Di antara mereka ada yang membawa ember, lainnya tidak. Yang bawa ember akan cebok di tempat. Yang tidak bawa ember, harus jalang ‘ngegang’ — kaki direntang lebih lebar — nan cepat untuk sampai ke rumah.
Saat itu, modol di kebon alias dolbon bukan sesuatu yang nista. Peradaban masyarakat pinggir Jakarta, kelas bawah atau bukan, tidak mengenal WC yang menyatu dengan rumah. Bahkan, kebanyakan rumah memiliki kamar mandi di luar, yang menyulitkan mereka buang air kecil di waktu malam.
Hanya yang cukup punya nyali akan buang air kecil di kamar mandi saat malam. Lainnya, mungkin harus menahan air seni sampai pagi karena takut kuntilanak, genderuwo, dan semua hantu yang diwariskan masyarakat ke pikiran mereka.
Saya nggak tahu sampai kapan ‘peradaban’ dolbon di tempat itu berlangsung. Yang pasti, pertengahan 1980-an saat meninggalkan Rawa Bengkel, saya masih dengar cerita itu. Bahkan ada satu wilayah lagi yang disebut lapangan tai dan yang ini saya nggak tahu.
Warga yang bermukim dekat dengan kali atau empang sedikit lebih beruntung.
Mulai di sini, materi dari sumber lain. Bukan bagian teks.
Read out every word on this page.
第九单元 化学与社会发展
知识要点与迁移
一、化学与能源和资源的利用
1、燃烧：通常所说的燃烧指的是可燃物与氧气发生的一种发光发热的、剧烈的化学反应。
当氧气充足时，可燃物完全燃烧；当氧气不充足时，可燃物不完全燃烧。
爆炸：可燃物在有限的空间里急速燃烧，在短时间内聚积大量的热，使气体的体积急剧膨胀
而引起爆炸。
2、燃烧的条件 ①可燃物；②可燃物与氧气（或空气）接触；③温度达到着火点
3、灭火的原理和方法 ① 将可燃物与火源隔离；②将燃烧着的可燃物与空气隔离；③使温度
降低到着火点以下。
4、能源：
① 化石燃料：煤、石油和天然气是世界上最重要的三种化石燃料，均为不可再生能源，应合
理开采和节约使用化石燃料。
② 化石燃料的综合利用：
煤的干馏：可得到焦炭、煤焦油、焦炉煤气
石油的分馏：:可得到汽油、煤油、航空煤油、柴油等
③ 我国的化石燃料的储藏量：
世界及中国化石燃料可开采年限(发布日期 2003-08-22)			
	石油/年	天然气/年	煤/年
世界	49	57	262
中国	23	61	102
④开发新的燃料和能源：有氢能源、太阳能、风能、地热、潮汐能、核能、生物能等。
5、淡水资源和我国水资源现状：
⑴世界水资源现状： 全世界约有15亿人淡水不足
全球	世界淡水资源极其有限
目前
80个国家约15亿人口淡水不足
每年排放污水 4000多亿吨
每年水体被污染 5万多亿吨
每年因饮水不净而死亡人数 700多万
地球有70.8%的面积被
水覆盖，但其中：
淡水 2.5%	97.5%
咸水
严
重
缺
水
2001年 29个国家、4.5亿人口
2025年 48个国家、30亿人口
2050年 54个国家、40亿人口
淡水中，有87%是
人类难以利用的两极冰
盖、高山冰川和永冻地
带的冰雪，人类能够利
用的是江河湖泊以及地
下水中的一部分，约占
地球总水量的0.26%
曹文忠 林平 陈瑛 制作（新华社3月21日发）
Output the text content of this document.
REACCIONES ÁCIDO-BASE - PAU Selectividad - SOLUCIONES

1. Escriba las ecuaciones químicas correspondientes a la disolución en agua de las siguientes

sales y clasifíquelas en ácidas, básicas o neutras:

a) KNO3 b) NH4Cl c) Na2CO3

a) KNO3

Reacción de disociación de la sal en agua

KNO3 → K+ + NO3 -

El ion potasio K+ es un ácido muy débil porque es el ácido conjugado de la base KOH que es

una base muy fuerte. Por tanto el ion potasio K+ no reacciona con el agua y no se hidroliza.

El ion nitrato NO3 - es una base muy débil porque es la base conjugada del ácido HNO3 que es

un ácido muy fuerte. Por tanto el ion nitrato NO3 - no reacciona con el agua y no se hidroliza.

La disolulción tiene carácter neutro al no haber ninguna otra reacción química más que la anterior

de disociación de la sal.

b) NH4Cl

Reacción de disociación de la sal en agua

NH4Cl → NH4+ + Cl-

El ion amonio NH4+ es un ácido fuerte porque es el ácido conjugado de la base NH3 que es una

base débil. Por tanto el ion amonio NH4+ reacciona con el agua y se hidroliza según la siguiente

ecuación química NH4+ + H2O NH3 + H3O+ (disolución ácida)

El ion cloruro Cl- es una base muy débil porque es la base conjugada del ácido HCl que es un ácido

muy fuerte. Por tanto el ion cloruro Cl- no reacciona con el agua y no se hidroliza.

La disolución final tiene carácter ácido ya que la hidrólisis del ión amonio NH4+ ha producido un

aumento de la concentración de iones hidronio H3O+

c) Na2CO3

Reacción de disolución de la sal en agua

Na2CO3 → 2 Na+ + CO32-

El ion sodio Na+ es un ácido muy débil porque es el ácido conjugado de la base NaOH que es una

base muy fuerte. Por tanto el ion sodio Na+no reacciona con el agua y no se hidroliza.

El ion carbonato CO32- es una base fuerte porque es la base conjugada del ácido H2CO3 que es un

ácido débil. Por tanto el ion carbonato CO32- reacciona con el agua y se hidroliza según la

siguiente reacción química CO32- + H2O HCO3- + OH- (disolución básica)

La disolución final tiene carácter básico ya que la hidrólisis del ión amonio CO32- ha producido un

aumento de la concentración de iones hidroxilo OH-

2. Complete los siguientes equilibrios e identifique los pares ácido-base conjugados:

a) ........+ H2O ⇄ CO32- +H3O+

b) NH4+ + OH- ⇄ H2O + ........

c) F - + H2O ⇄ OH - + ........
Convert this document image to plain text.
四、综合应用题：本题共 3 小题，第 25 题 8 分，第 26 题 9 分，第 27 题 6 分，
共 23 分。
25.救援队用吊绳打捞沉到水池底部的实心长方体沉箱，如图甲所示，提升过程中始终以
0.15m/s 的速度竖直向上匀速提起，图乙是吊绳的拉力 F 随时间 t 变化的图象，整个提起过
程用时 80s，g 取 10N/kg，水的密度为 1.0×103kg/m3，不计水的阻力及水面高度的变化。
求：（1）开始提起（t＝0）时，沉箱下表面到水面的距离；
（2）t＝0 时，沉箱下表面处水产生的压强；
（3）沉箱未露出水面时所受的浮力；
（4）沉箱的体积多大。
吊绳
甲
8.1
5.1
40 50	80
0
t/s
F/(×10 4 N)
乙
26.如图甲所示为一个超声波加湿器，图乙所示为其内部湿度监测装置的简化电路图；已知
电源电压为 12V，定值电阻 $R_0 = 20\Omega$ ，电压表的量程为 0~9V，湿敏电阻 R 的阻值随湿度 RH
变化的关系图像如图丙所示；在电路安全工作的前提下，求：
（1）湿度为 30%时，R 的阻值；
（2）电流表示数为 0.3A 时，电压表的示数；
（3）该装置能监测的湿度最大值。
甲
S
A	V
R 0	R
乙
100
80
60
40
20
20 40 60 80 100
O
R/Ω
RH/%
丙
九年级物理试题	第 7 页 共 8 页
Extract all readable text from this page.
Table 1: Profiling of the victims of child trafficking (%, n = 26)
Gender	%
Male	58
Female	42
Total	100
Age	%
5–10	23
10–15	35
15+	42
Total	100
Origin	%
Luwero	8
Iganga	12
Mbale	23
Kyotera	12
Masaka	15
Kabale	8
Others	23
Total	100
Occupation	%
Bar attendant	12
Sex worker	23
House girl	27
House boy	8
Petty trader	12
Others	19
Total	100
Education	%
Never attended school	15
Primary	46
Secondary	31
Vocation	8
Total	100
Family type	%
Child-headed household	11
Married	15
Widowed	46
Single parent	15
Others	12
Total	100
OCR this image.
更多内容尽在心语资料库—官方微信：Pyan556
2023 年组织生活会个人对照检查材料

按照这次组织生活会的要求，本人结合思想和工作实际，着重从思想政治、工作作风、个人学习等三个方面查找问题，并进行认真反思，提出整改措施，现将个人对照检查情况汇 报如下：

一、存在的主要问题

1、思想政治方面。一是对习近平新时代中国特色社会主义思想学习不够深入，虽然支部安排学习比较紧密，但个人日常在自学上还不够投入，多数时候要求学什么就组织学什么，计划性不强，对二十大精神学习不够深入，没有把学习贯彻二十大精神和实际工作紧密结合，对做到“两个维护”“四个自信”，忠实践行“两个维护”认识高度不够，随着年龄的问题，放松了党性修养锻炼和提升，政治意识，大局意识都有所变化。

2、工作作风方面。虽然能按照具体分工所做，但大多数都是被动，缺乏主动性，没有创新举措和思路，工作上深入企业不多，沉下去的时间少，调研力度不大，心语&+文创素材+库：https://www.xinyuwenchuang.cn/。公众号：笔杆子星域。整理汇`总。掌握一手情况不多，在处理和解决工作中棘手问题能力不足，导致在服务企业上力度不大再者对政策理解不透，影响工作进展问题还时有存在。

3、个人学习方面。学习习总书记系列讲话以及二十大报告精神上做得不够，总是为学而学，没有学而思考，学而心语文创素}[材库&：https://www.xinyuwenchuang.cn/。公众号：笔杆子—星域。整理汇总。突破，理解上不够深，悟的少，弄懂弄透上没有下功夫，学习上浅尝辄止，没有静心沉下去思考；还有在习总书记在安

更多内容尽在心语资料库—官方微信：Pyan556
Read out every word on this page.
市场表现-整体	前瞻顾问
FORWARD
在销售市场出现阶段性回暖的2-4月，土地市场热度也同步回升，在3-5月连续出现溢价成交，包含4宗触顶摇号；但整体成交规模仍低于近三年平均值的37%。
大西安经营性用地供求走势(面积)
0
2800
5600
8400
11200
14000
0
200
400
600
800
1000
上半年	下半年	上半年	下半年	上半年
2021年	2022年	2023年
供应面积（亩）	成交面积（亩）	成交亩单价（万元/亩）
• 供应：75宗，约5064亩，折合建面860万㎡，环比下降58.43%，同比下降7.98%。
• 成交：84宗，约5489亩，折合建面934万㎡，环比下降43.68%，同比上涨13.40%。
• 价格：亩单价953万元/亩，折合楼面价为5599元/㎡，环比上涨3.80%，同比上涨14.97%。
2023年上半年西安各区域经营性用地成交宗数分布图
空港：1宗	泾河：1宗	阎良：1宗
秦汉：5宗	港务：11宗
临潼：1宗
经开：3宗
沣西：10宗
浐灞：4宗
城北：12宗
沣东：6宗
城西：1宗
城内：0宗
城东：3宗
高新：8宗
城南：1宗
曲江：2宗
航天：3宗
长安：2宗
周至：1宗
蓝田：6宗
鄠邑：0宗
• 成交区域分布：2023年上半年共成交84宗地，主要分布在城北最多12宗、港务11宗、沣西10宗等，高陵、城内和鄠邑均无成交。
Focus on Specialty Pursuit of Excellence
Mereka bisa boker, bahasa slank Jakarta untuk menyebut berak, di aliran sungai atau jamban.
Modol di jamban adalah kenikmatan tiada tara. Saat tokai lepas dari anus, kita menunggu suara plung nan indah. Itu pun jika jarak antara jamban dan air empang cukup tinggi.
Jelang tahun 2000, saat saya mengunjungi Kamal karena ada kabar sejumlah balita menderita gizi buruk, saya bertemu sejumlah mahasiswa Universitas Trisakti yang kuliah kerja nyata (KKN) di wilayah itu.
Saya bertanya kepadanya apa yang sedang dilakukan untuk masyarakat? Seorang dari mereka menjawab; membangun WC untuk mengentaskan kebiasaan dolbon.
Saya tertawa terbahak-bahak. Mahasiswa itu juga mendesak pemerintah Jakarta Barat membangun septik tank secara massal di hampir semua rukun tetangga (RT).
Entah tahun berapa usulan itu didengar dan diwujudkan. Yang saya tahu ada WC sedemikian banyak di wilayah itu. Tradisi modol di kebon (dolbon) di pinggiran Jakarta pun berakhir. [ ]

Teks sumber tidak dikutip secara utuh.